Até Miguel Insulza, secretário-geral da muito dócil OEA (Organização dos Estados Americanos), declarou seu desejo de ver Cuba na Cúpula: “não há nenhum motivo legal” que impeça a participação de Havana. Insulza lembrou que era tempo de os Estados Unidos “tentarem outra coisa”, depois de meio século de política hostil à ilha do Caribe e optar pelo “diálogo”.[5]

Durante a última Cúpula, de 2012, vários países como Argentina, Venezuela, Bolívia e Nicarágua condicionaram a participação na edição de 2015 à presença de Cuba. Em maio de 2014, os membros da Unasul (União de Nações Sul-Americanas), que agrupa 12 nações, publicaram uma declaração na qual expressavam “vontade de que a irmã República de Cuba esteja presente na próxima Cúpula das Américas de forma incondicional e em plano de igualdade”.[6] Haiti e Nicarágua expressaram o mesmo ponto de vista.

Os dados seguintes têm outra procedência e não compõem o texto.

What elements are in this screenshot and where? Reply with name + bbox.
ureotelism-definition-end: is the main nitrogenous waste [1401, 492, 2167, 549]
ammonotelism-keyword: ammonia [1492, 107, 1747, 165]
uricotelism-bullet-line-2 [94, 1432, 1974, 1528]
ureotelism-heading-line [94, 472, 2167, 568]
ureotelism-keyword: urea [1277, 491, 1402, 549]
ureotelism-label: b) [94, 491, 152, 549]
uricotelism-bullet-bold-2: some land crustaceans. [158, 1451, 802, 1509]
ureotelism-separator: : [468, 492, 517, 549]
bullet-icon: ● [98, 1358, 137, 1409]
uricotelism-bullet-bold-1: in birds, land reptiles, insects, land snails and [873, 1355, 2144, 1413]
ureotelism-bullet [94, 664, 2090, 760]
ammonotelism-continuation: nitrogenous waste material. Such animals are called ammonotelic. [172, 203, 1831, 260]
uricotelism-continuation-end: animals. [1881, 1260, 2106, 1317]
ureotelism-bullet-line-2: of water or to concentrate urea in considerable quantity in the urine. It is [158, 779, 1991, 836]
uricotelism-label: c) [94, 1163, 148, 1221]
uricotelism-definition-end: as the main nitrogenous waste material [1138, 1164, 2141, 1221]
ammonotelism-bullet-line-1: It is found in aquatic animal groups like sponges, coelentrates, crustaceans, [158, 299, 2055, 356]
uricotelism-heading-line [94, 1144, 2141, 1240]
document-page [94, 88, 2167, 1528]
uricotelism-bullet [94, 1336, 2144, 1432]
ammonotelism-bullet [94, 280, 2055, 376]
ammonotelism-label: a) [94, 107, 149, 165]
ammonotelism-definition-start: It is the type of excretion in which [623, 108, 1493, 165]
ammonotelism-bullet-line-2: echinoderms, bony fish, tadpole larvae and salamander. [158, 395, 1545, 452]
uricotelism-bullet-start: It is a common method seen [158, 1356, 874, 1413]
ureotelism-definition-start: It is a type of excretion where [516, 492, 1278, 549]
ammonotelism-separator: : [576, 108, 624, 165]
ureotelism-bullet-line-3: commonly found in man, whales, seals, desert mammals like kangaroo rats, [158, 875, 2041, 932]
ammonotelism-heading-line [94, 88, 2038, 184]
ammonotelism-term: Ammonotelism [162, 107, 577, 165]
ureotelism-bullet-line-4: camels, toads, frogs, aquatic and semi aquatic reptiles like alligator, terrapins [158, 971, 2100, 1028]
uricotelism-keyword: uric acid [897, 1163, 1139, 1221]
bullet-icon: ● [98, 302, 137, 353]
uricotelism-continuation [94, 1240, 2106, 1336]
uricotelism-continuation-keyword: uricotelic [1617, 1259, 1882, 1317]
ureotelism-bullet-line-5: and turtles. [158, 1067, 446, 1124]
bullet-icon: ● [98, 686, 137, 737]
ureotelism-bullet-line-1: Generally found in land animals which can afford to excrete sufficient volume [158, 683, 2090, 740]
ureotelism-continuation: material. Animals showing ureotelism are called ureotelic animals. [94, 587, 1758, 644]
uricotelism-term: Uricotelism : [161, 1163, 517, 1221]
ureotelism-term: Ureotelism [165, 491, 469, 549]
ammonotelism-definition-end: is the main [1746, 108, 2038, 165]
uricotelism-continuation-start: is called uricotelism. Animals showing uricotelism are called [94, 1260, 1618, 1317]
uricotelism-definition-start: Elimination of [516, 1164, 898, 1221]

Segundo Manágua, “uma Cúpula das Américas sem a presença de Cuba não é uma Cúpula das Américas”.[7]

O Equador já boicotou a Cúpula de Cartagena, de 2012. Seu presidente, Rafael Correa, explicou os motivos: “é inadmissível uma Cúpula das Américas sem Cuba, como era inadmissível uma Organização de Estados Americanos sem Cuba”. Em 2009, a OEA decidiu revogar a resolução relativa à exclusão da ilha. “A América Latina não pode tolerar isso. Decidi que, enquanto for presidente da República do Equador, não voltarei a assistir nenhuma Cúpula das ‘Américas’”, acrescentou.[8]

A solidariedade expressa pela América Latina a Cuba é emblemática da nova era, que o continente atravessa há 15 anos, marcada pela vontade de emancipação, independência e integração, e rejeição da hegemonia estadunidense. Ilustra também o isolamento total no qual Washington se encontra e o repúdio que suscita sua política obsoleta e cruel de sanções contra Havana, que afeta as categorias mais vulneráveis da sociedade, a começar pelas mulheres, as crianças e os idosos.